Hatt Sanatı..

"haTTat"

Paylaşımcı
Katılım
18 Tem 2006
Mesajlar
356
Tepkime puanı
1
Puanları
0
Konum
Konya-Ankara
Türk hat Sanatı denilince, Türklerin İslamiyeti kabul edişlerinden sonra okuma yazma vasıtası olarak seçtikleri Arap asıllı harflerle vücuda getirilen sanat yazıları anlaşılır. Ancak şunu hemen belirtelim ki Arap harfleri İslamiyetin zuhurundan sonra yavaş yavaş estetik unsurlar kazanarak, bu hal VIII. Yüzyılın ortalarından süratlenmiş; Türklerin İslam aleminde oldukları çağda zaten mühim bir sanat dalı haline gelmişti.

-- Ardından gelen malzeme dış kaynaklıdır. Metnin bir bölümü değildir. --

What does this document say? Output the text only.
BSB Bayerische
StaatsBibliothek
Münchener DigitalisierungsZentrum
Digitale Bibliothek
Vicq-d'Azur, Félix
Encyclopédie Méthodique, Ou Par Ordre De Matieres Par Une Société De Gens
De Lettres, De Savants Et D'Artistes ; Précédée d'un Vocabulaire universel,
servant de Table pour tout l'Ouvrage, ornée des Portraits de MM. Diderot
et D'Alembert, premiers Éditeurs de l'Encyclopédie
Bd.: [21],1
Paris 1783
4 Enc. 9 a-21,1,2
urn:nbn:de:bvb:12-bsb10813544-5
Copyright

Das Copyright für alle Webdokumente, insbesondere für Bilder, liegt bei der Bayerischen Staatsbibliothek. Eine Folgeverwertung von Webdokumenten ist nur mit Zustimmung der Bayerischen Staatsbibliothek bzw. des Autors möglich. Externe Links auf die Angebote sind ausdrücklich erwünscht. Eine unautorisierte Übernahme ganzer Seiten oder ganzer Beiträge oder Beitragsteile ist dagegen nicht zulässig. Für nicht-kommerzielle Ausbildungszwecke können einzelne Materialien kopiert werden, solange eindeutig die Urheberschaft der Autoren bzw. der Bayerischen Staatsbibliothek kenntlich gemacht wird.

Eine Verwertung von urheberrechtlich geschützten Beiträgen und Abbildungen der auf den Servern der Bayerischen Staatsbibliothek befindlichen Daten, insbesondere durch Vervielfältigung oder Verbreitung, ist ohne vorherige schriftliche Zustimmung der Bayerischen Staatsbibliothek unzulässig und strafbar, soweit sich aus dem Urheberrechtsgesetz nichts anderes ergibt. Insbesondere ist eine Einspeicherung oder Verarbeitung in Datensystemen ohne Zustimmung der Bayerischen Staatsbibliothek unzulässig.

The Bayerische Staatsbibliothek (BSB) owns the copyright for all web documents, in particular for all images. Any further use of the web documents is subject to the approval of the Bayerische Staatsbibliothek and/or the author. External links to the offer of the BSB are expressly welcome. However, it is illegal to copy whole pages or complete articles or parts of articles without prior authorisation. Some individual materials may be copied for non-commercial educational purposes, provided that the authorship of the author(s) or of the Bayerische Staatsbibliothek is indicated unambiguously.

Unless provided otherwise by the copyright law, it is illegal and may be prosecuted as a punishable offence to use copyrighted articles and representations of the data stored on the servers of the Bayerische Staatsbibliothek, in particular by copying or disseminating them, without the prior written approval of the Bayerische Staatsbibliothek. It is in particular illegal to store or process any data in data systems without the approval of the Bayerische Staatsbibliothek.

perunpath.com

Bu sebeple evvela Arap asıllı harflerin bünyesi ve İslam'ın ilk asırlarında gelişmesi hakkında kısa bir bilgi vermek gerekecektir.
Yazı sanatının İslam kaynaklarında en özlü tarifi "Hat, cismani aletlerle meydan getirilen ruhani bir bendesedir." cümlesiyle yapılmıştır ve hat sanatı, bu tarife uygun bir anlayış çerçevesinde asırlardır süregelmiştir. Çünkü bu yazı sisteminde harflerin çoğu kelimenin başına, ortasına ve sonuna gelişlerine göre bünye değişikliğine uğrar. Sanat haline dönüşüyle pek kıvrak bir şekle bürünen harflerin, birbirleriyle bitiştiklerinde kazandıkları görünüş zenginliği, hele aynı kelime veya cümlenin muhtelif terkiplerle yazılabilme imkanı, bu yazılara, sanatta arannılan sonsuzluk ve yenilik kapısını açık tutmuştur.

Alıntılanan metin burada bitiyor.